PUSH FOR VAD: Virus dashes woman’s hope for peaceful death
As most Australians look to the new year ahead, Carina woman Tanya Battel's goal is to give suffering Queenslanders, including herself, the opportunity to die peacefully, on their own terms.
The 57-year-old mother of two wants a perscription for peace of mind after battling chronic cancer for the past 25 years, and after she was told it was incurable in 2016, had made plans to take her own life by legal assisted suicide at a time before her quality of life deteriorates.
She initially considered packing up everything and moving down to Victoria when voluntary euthanasia legislation was introduced there, so that she could meet the residency requirement.
"We thought that was a big one because you're away from your family and friends," Tanya said.
Then when her disease progressed in 2018, she made application to a facility on the other side of the world in Switzerland.
"What freaks me out is knowing what is to come," she said.
"I just thought I need to do something."
That was before the COVID-19 global pandemic ground international travel to a halt and Australians were banned from overseas travel.
Tanya's gruelling battles with cancer left her unable to leave her home without careful planning due to her intestinal issues and diarrhoea and doctors have ruled out a chance of recovery.
She knows better than anyone how her disease will play out, having seen the end of life struggles of many metastatic breast cancer sufferers and researching the gruesome complications, as well as witnessing her own parents waste away from diseases while she was young.
With voluntary assisted dying still in the early stages of discussion at the political level in Queensland, Tanya is devastated because she will likely die in agony before they are introduced.
"It's like all options have been removed," she said.
"You have to be well enough to travel, which is what's awful.
"Especially when you know how your disease is going to play out.
"[The disease] is awful, it's really bloody awful. It's one of the most awful diseases."
Switzerland in recent years has become a final travel destination for those seeking to take advantage of their voluntary euthanasia laws, including renowned Australian scientist David Goodall at 104 years old in 2018.
Patients can apply to undergo the procedure through organisations like Exit International and Dignitas, after filling out paperwork and getting a prescription for lethal medication.
But it requires a lot of paperwork and strict criteria to be met.

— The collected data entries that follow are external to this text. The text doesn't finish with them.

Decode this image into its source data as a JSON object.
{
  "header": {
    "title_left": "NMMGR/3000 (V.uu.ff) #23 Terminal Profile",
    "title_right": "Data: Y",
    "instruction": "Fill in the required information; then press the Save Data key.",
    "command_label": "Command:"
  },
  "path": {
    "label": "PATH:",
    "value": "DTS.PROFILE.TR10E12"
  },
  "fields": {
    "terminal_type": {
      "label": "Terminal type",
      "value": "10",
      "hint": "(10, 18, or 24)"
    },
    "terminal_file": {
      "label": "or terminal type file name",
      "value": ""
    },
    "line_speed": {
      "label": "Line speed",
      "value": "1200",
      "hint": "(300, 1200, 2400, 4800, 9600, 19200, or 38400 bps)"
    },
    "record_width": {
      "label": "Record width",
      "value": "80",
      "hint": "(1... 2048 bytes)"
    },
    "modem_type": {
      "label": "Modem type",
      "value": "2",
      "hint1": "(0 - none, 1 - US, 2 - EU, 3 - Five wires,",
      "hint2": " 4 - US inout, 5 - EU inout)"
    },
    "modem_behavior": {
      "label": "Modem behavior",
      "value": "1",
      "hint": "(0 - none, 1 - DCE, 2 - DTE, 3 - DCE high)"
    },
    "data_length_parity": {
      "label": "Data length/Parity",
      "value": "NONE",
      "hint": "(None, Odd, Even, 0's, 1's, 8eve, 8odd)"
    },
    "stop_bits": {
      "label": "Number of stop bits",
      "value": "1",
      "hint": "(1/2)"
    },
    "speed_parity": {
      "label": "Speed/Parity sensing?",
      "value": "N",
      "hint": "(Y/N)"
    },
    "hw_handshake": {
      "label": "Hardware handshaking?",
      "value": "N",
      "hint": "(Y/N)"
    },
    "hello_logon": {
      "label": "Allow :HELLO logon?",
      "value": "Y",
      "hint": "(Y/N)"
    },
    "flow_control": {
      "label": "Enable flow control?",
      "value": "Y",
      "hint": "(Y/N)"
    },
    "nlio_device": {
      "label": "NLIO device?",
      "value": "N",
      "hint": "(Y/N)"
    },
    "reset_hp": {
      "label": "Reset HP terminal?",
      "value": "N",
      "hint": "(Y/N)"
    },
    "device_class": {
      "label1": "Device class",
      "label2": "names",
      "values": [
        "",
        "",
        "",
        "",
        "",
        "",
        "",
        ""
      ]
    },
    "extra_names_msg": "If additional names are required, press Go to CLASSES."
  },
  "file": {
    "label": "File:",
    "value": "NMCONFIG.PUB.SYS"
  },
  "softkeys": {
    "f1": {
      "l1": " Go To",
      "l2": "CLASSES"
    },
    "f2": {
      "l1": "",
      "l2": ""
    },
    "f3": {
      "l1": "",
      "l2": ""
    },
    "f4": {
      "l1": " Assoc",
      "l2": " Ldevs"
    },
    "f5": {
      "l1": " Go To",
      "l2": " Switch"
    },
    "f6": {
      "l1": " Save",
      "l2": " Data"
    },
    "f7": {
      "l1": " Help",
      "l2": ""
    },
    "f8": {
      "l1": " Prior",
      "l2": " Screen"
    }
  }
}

And this is on top of the expensive costs of a deposit and airfares from Australia to Europe, which could cost up to $20,000.
"I had conversations with my family about who would go," the mother of two said.
"It's a very personal decision who would come with me.
"Imagine going to the airport, getting on the plane, knowing that you will never go back…
"It's so wrong on so many fronts. And then your family have to travel back without you."
Long road to legalisation
It is still illegal for doctors to perform voluntary euthanasia in Tanya's home state of Queensland, but the State Government is currently going through a lengthy process to legalise voluntary assisted dying.
A parliamentary committee report on aged and palliative care made little mention of voluntary assisted dying in March 2020, and recommended the matter be investigated further.
After Labor's victory at the October 2020 election, the Queensland Law Reform Commission has been tasked with delivering legislation for voluntary euthanasia by February 2021, but has been knocked back to May.
A Queensland Government spokesman said premier Annastacia Palaszczuk is determined that voluntary euthanasia legislation is not rushed and everyone has the opportunity to have their say.
"The legislation will go before the parliament following the QLRC report," the spokesman said.
"Government members will be allowed a conscience vote."
But as Tanya still fears her suffering on a day-to-day basis, she believes the government is dragging its feet with VAD legislation.
Since her disease has progressed to her abdomen, she risks a bowel blockage at any time.
"If that happens, I wouldn't get to Switzerland, even if," she said.
"So I just pray to God that come before anything."
She believes it could take up to 2023 before the first patients will be allowed to access voluntary euthanasia in Queensland.
With withering hopes of dying on her own terms, Tanya has now dedicated the end of her life to advocacy, forming a group called Voluntary Assisted Life Ending, gathering over 75,000 signatures in a petition urging the government to fast track legislation.
She wants people to remember her as somebody who played a role in bringing about change, ensuring no Queenslander has to die an undignified death.
"Just to be part of that movement and to know that I've done my bit for others," she said.